I cobbled together some source images that I could use for the diff program comparison. Here they are listed one by one.

Fig1: Here is the first source image. Of course no image article can neglect to include the Lena picture, so here it is (oh, did I mention that she's from Sweden?). Most of the image is still white though.
Fig2: In the second source image I've inserted some lines as well as brightened up a square in the middle. It's very subtle, so it's hard to catch, but we will see that some diff modes will catch it.
Fig3: The third image is simply just overbrighted a little. I've increased the brightness across the whole image.
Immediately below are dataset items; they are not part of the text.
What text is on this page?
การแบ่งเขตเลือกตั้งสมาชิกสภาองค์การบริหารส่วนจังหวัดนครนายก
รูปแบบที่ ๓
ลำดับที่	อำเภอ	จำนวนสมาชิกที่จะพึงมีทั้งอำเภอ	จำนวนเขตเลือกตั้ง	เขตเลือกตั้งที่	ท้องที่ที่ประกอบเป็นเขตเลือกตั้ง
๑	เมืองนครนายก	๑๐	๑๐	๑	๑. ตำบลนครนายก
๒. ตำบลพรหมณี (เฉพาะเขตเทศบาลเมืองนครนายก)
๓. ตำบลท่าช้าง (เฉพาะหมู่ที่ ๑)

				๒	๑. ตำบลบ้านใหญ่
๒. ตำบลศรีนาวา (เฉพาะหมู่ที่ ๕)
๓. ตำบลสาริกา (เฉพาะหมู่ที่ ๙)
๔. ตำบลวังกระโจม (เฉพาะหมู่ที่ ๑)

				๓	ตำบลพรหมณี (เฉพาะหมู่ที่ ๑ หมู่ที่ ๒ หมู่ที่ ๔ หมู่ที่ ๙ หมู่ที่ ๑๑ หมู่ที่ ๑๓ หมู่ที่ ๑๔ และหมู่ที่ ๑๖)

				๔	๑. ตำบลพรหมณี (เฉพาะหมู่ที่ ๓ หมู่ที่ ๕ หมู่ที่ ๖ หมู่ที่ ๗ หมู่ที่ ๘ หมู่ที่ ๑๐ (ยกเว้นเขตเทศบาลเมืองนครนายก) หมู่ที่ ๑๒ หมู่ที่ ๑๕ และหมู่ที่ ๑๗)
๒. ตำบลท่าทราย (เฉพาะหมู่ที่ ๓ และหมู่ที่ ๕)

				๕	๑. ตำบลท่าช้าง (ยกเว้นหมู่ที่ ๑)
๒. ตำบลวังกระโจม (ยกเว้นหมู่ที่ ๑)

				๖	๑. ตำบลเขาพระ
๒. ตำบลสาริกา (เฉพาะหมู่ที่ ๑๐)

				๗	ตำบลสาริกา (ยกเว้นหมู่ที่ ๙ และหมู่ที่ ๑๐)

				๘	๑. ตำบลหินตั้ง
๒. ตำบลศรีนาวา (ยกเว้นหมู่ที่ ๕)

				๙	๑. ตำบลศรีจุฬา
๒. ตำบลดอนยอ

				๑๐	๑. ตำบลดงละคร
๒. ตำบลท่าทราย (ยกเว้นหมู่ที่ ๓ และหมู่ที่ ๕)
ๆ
So now that we've seen the source images I've used, let's take a look at the differences generated by the two programs.

Again perceptual diff

I'm running the patched perceptual diff from the latest source (1.0.1 as of writing). These are the output images:

Fig4: The first perceptual diff image shows the difference between image 1 and 2. We can quite easily see the differences between the two images where the sharp lines are concerned, but the brighten area in the middle is harder to understand or see.
Fig5: The second perceptual diff image shows the difference between image 1 and 3. Since the whole scene was brighten, all we see is a lot of blue, with some small specs of differences in the left.

Again Image Diff

These differences have been made with the image diff program I wrote.
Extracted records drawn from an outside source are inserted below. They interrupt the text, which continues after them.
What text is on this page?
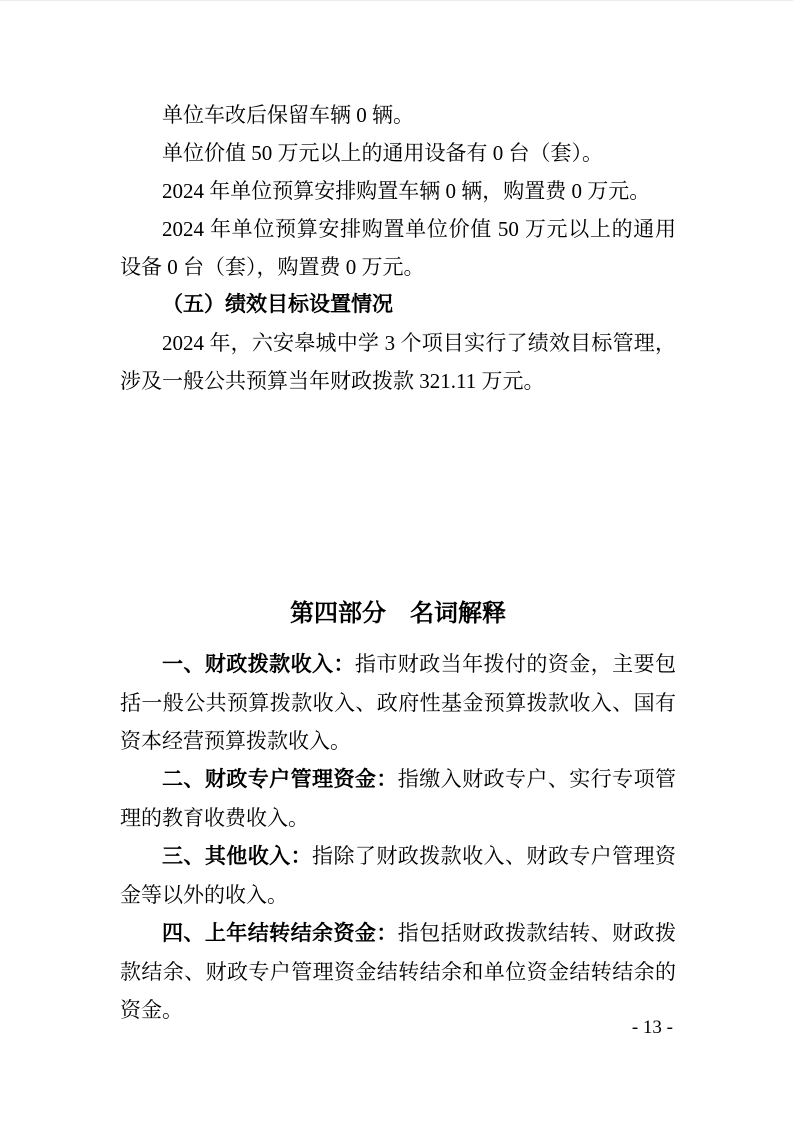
单位车改后保留车辆 0 辆。

单位价值 50 万元以上的通用设备有 0 台（套）。

2024 年单位预算安排购置车辆 0 辆，购置费 0 万元。

2024 年单位预算安排购置单位价值 50 万元以上的通用设备 0 台（套），购置费 0 万元。

（五）绩效目标设置情况

2024 年，六安皋城中学 3 个项目实行了绩效目标管理，涉及一般公共预算当年财政拨款 321.11 万元。

第四部分　名词解释

一、财政拨款收入：指市财政当年拨付的资金，主要包括一般公共预算拨款收入、政府性基金预算拨款收入、国有资本经营预算拨款收入。

二、财政专户管理资金：指缴入财政专户、实行专项管理的教育收费收入。

三、其他收入：指除了财政拨款收入、财政专户管理资金等以外的收入。

四、上年结转结余资金：指包括财政拨款结转、财政拨款结余、财政专户管理资金结转结余和单位资金结转结余的资金。

- 13 -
Fig6: The difference between the first and second Lena pictures. We can see the outlines of the lines pretty easily, but the brighten square in the middle is quite hard to make out. The only way to do it is to bring the diff image into a image program and bring up the contrast and brightness.
Fig7: The difference between the first and second Lena pictures, but with the xor difference filter. Here it's pretty easy to see the outline of the brighten square, but we can't really see what's wrong with it more than we should investigate these pixels.
Fig8: The difference between the first source image and the third (the overbrighted one). Here we can see that the whole image is non black and thus something happened to all of it. For this to happen we might suspect some fullscreen pass that have gone avry.

In closing

Comparing images is quite handy sometimes. Very subtle changes can be introduced by changing the light parameters and gamma correction calculations that are very hard to see with the naked eye, even if you have both images side by side. Having the computer dispassionately tell you that the images are not equal to each other can reveal surprising effects to code changes. Having a tool that can automate this task is kind of handy. Depending upon your needs you might go with the simplest solution possible, an already existing tool. Otherwise you could roll your own in python or just write a program yourself. It takes minimal time and think of all the time you save on the subsequent runs!


2008-07-07: Update

The FreeImage patch to perceptual diff has been applied to the main line of source code on sourceforge.